So, a couple of days ago, AOL started blocking older versions of the ICQ protocol. I noticed this yesterday when my Carrier (the multi-IM client formerly known as FunPidgin, a branch of Pidgin) started telling me I was using too old of a version of my client, to please upgrade. Now, all things said, this is kind of a minor thing . . . I so rarely ever communicate via ICQ with anyone anymore, but I’ve had an ICQ number longer than any other IM identity, and what’s important, dammit, is that the potential for communication via ICQ is there.
I was still running Carrier 2.5.0, and I discovered today that 2.5.4 was available.
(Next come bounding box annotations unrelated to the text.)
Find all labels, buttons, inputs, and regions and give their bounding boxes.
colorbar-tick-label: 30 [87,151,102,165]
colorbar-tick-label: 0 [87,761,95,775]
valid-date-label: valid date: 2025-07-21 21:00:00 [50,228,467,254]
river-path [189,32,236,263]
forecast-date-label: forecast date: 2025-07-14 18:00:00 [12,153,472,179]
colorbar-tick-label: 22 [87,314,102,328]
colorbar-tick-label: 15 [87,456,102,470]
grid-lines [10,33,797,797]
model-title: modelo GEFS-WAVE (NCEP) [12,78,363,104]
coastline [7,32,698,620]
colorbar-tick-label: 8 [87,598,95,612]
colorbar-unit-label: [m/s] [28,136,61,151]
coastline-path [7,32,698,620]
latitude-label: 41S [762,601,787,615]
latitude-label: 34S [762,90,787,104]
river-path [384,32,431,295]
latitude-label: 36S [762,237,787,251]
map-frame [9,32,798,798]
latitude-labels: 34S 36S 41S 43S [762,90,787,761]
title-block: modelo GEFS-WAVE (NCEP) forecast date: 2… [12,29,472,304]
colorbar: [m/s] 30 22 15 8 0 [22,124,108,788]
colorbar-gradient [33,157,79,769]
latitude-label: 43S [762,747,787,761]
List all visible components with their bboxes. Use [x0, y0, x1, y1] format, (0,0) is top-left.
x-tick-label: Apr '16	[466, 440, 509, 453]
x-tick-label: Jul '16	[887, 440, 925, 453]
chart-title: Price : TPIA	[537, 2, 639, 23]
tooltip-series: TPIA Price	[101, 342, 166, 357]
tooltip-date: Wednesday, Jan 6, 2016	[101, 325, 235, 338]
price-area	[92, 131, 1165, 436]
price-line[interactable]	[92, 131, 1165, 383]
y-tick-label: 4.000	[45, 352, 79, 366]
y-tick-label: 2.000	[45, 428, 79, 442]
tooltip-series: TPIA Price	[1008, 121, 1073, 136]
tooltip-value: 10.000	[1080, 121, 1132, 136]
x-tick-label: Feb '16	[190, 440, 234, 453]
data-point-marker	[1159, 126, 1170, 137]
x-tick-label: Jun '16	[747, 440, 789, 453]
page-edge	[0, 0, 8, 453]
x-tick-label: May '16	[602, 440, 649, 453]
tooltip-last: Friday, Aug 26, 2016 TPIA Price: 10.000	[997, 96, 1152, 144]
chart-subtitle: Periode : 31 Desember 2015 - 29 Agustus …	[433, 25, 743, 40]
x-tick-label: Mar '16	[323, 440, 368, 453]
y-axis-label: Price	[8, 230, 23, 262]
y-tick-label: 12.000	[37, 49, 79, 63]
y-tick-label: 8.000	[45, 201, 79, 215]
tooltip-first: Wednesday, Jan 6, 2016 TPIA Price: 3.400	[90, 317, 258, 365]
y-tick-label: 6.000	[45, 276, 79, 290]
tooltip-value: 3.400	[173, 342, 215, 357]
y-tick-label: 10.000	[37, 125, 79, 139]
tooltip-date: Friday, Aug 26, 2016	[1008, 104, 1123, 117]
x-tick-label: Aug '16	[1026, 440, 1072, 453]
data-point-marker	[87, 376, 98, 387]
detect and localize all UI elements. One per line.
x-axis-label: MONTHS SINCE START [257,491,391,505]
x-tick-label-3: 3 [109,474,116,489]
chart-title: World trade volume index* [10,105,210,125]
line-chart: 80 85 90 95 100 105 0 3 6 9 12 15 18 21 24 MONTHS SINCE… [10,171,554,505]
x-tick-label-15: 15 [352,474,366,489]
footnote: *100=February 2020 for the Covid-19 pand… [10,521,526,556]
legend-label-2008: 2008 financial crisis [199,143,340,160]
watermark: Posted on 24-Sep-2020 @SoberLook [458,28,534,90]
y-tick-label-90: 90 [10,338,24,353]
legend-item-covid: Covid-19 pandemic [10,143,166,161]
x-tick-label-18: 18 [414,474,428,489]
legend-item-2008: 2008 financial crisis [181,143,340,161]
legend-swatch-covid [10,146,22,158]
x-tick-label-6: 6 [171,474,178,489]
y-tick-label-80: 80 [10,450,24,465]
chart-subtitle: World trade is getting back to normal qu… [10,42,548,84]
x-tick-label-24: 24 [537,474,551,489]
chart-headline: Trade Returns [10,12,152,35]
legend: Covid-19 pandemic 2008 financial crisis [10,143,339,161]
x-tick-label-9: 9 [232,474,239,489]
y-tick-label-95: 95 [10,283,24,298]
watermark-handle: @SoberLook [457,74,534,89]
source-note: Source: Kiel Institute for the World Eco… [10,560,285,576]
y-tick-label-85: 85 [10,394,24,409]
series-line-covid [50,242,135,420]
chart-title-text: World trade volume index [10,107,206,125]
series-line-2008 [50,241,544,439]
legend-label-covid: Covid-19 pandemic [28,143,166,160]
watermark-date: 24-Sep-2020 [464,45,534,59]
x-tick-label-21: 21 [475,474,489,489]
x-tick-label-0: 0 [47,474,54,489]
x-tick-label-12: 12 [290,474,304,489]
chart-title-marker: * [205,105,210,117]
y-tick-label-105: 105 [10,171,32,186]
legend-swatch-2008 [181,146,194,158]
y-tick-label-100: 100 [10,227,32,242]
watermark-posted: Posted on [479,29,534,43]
I upgraded, hoping that would fix it. Nope. I searched in vain online for information on this, news, fixes, newer code from a repository – something. I found a slashdot article about the ICQ version change thing, which talked about a lot of IM client which I don’t use, and Pidgin’s site says that some folks in some areas were having issues with ICQ, and to just upgrade to 2.5.5, and that pretty much fixed it.
So, after some experimentation and fiddling around, if you want to fix your Carrier 2.5.4 to work with ICQ again . . . simply get the Pidgin 2.5.5 client, install it somewhere (another machine or something – I used a virtual machine, thank you VMWare) where it won’t muck with your main Carrier install, and them simply grab the liboscar.dll from the new Pidgin 2.5.5 install and replace the liboscar.dll in your Carrier install with it. Start up Carrier and re-enable ICQ, and things should be fine again.